The advent of relatively inexpensive computers for commercial and industrial use in the early 1970s revolutionized the CMM's use in measuring and inspection operations. The computer receives the measurement data gathered by the sensor and, guided by the software program, manipulates it into usable information for the user. The computer also automatically aligns parts for measurement and compensates for errors induced by the structure of the machine.
In the mid-1970s, CMM manufacturers introduced direct computer control to coordinate metrology. In DCC applications, the computer operates the machine, eliminating any operator influence on the quality of the recorded data.
Making measurement more meaningful
The philosophical evolution of coordinate metrology mirrors the physical evolution of the CMM. During the past three decades, coordinate metrology has come of age, moving from a means of quality control to a method of process control.
The value of coordinate metrology as a process control tool has never been questioned. Pioneering manufacturers knew that the closer parts came to matching their ideal dimensions, the better they fit together and performed. Those manufacturers understood that the dimensional information gathered during the part's measurement could be used as a check on the condition of the process used to make it. For example, if a hole being drilled in a part drifted off center, there had to be a reason. Accurate dimensional measurement could point to an answer.

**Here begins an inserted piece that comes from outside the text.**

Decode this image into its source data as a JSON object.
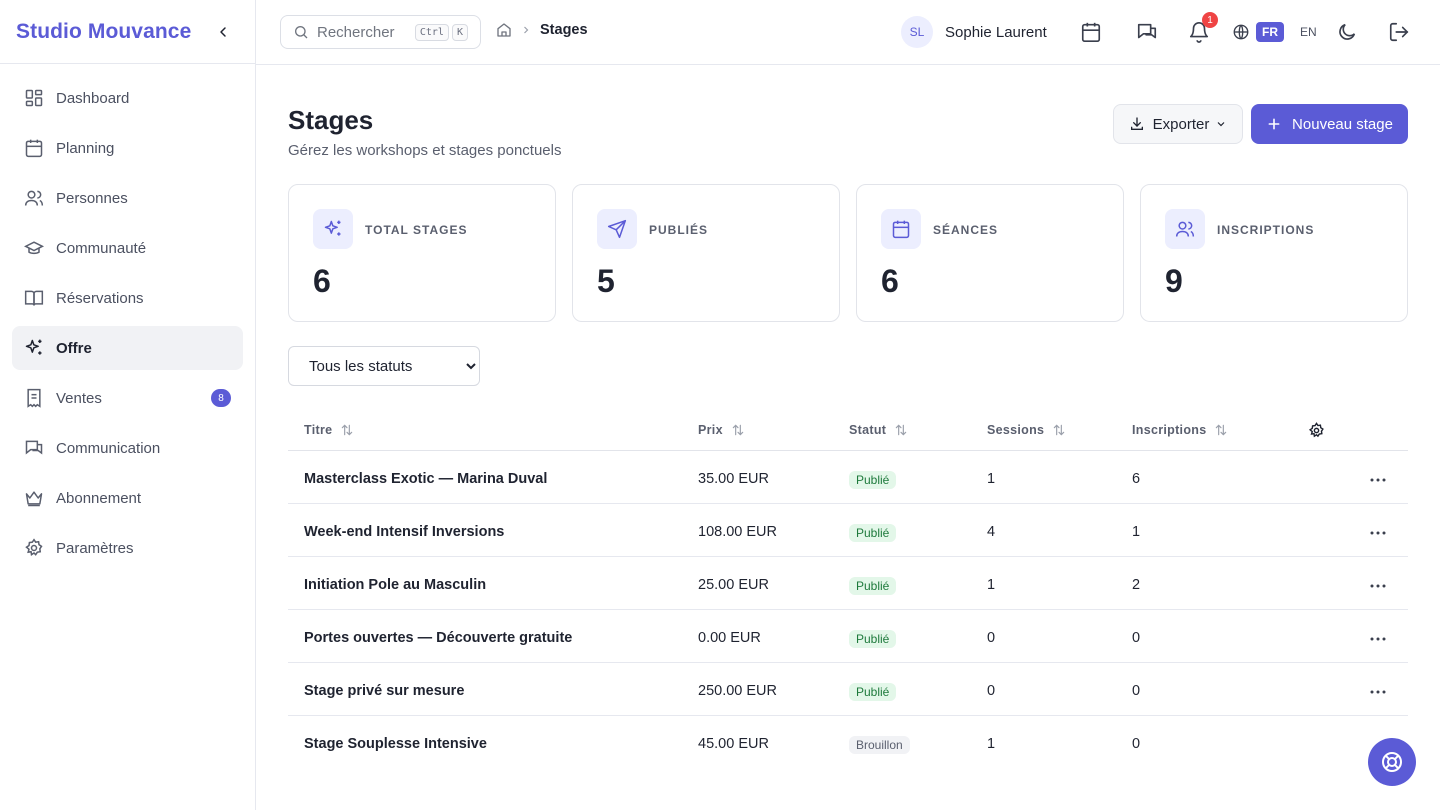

CMMs' flexibility to accurately measure objects of widely varying sizes and geometric configurations and their ability to provide the relationship between features of a workpiece makes them valuable process control tools. This flexibility, and the ability to perform coordinate measuring operations quickly when compared with surface plate techniques or fixed gages, means that measurement results can be used to cost-effectively refine manufacturing process applications and analyze process trends.

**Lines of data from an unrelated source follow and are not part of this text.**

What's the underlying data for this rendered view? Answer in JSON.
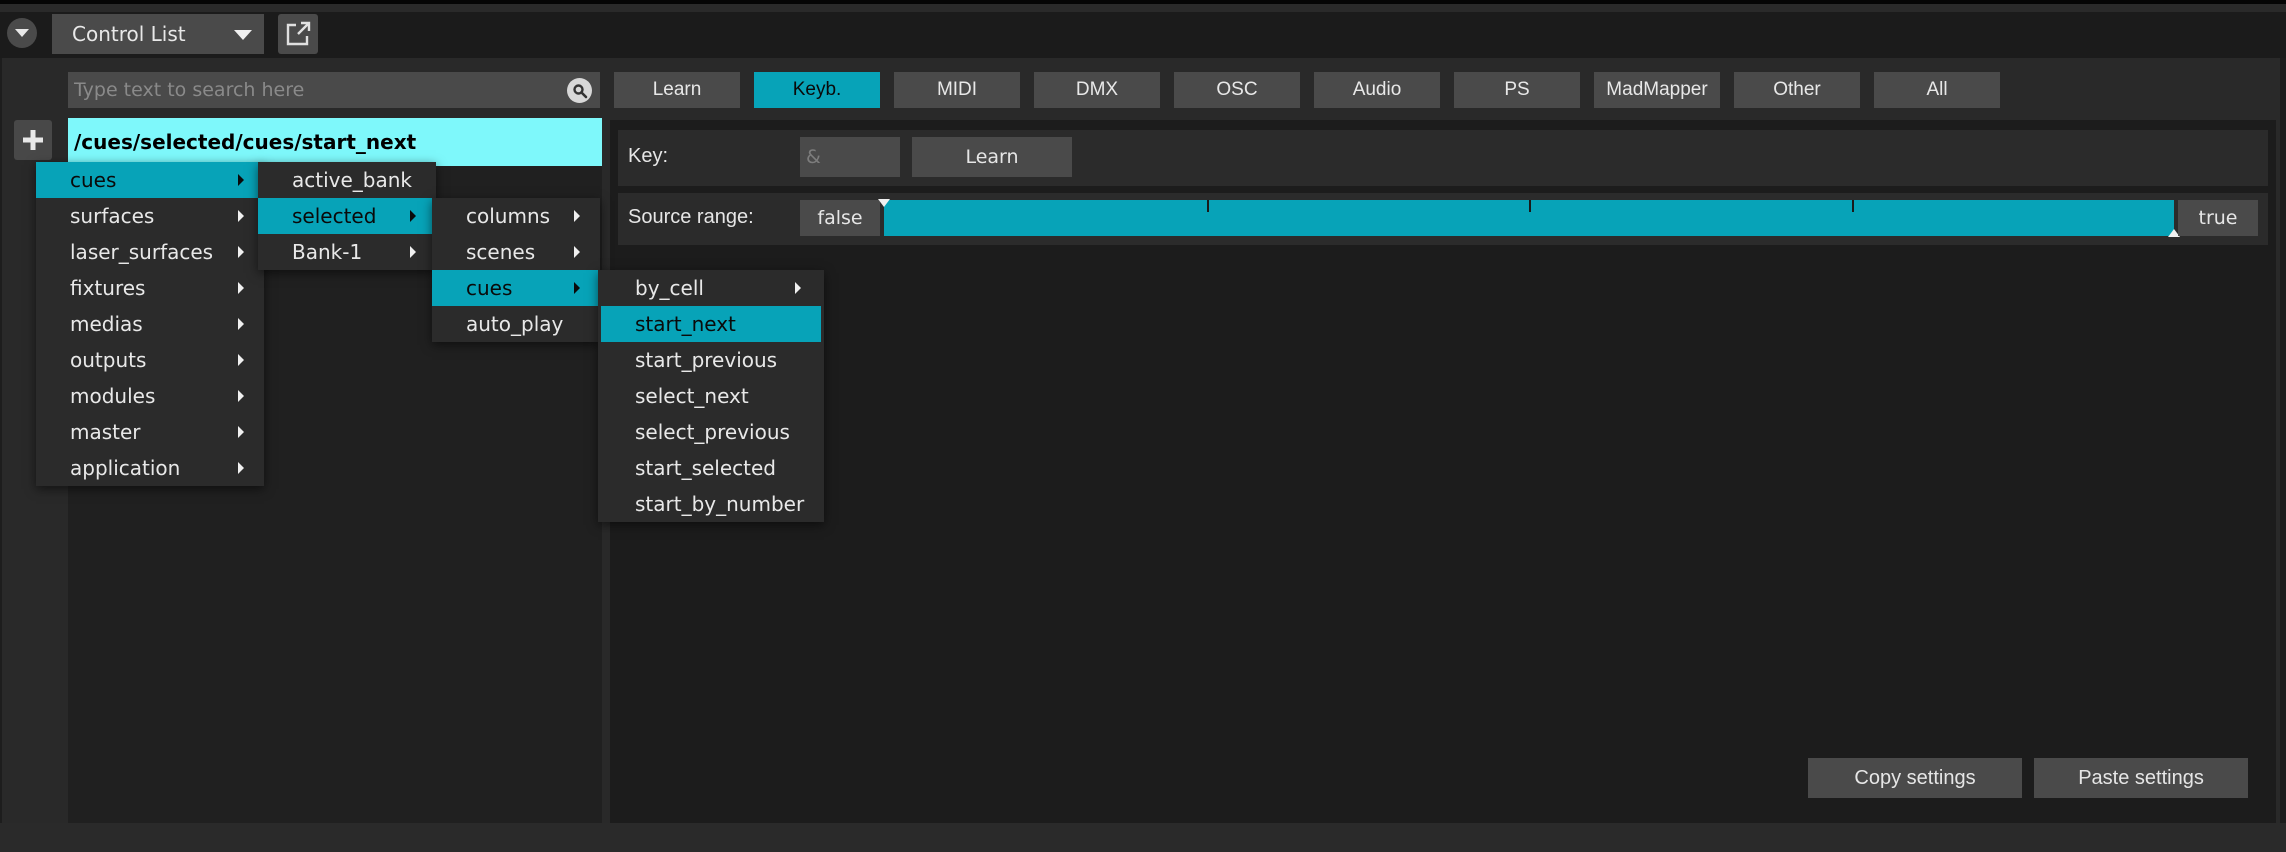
{
  "header": {
    "panel_selector": "Control List",
    "collapse_icon": "chevron-down-icon",
    "popout_icon": "external-window-icon"
  },
  "search": {
    "placeholder": "Type text to search here",
    "value": "",
    "icon": "search-icon"
  },
  "add_icon": "plus-icon",
  "path": "/cues/selected/cues/start_next",
  "tabs": [
    {
      "label": "Learn",
      "active": false
    },
    {
      "label": "Keyb.",
      "active": true
    },
    {
      "label": "MIDI",
      "active": false
    },
    {
      "label": "DMX",
      "active": false
    },
    {
      "label": "OSC",
      "active": false
    },
    {
      "label": "Audio",
      "active": false
    },
    {
      "label": "PS",
      "active": false
    },
    {
      "label": "MadMapper",
      "active": false
    },
    {
      "label": "Other",
      "active": false
    },
    {
      "label": "All",
      "active": false
    }
  ],
  "key_row": {
    "label": "Key:",
    "placeholder": "&",
    "learn_label": "Learn"
  },
  "source_range": {
    "label": "Source range:",
    "min_label": "false",
    "max_label": "true",
    "range_start": 0.0,
    "range_end": 1.0
  },
  "menus": {
    "level1": [
      {
        "label": "cues",
        "submenu": true,
        "highlighted": true
      },
      {
        "label": "surfaces",
        "submenu": true
      },
      {
        "label": "laser_surfaces",
        "submenu": true
      },
      {
        "label": "fixtures",
        "submenu": true
      },
      {
        "label": "medias",
        "submenu": true
      },
      {
        "label": "outputs",
        "submenu": true
      },
      {
        "label": "modules",
        "submenu": true
      },
      {
        "label": "master",
        "submenu": true
      },
      {
        "label": "application",
        "submenu": true
      }
    ],
    "level2": [
      {
        "label": "active_bank",
        "submenu": false
      },
      {
        "label": "selected",
        "submenu": true,
        "highlighted": true
      },
      {
        "label": "Bank-1",
        "submenu": true
      }
    ],
    "level3": [
      {
        "label": "columns",
        "submenu": true
      },
      {
        "label": "scenes",
        "submenu": true
      },
      {
        "label": "cues",
        "submenu": true,
        "highlighted": true
      },
      {
        "label": "auto_play",
        "submenu": false
      }
    ],
    "level4": [
      {
        "label": "by_cell",
        "submenu": true
      },
      {
        "label": "start_next",
        "submenu": false,
        "highlighted": true
      },
      {
        "label": "start_previous",
        "submenu": false
      },
      {
        "label": "select_next",
        "submenu": false
      },
      {
        "label": "select_previous",
        "submenu": false
      },
      {
        "label": "start_selected",
        "submenu": false
      },
      {
        "label": "start_by_number",
        "submenu": false
      }
    ]
  },
  "actions": {
    "copy_label": "Copy settings",
    "paste_label": "Paste settings"
  },
  "colors": {
    "accent": "#07a3b8",
    "path_highlight": "#7ef8fb",
    "button_bg": "#4a4a4a",
    "panel_bg": "#292929"
  }
}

Traditionally, using coordinate metrology for process control normally requires measurement routines to be performed offline by specially trained technicians removed from manufacturing operations. Even though the dimensional data gathered during measurement and inspection operations is valuable and, after analysis, can be used to correct process variations that cause out-of-tolerance conditions, process corrections are often made after parts are scrapped or reworked to meet specifications. The answer is to move the measurement and inspection operation as close to the manufacturing process as possible.
Fitting CMMs to the shop environment
CMM manufacturers addressed the conflict between precision measurement capability and the need to integrate coordinate metrology into manufacturing operations by improving CMM design. To reach this objective, they focused on three areas: temperature compensation, high-speed data-gathering sensor technology and software improvements. Advances in all three areas continue to result in improved CMMs that can withstand the rigors of the factory floor while maintaining the sensitivity to perform precision measurement at speeds that meet throughput objectives.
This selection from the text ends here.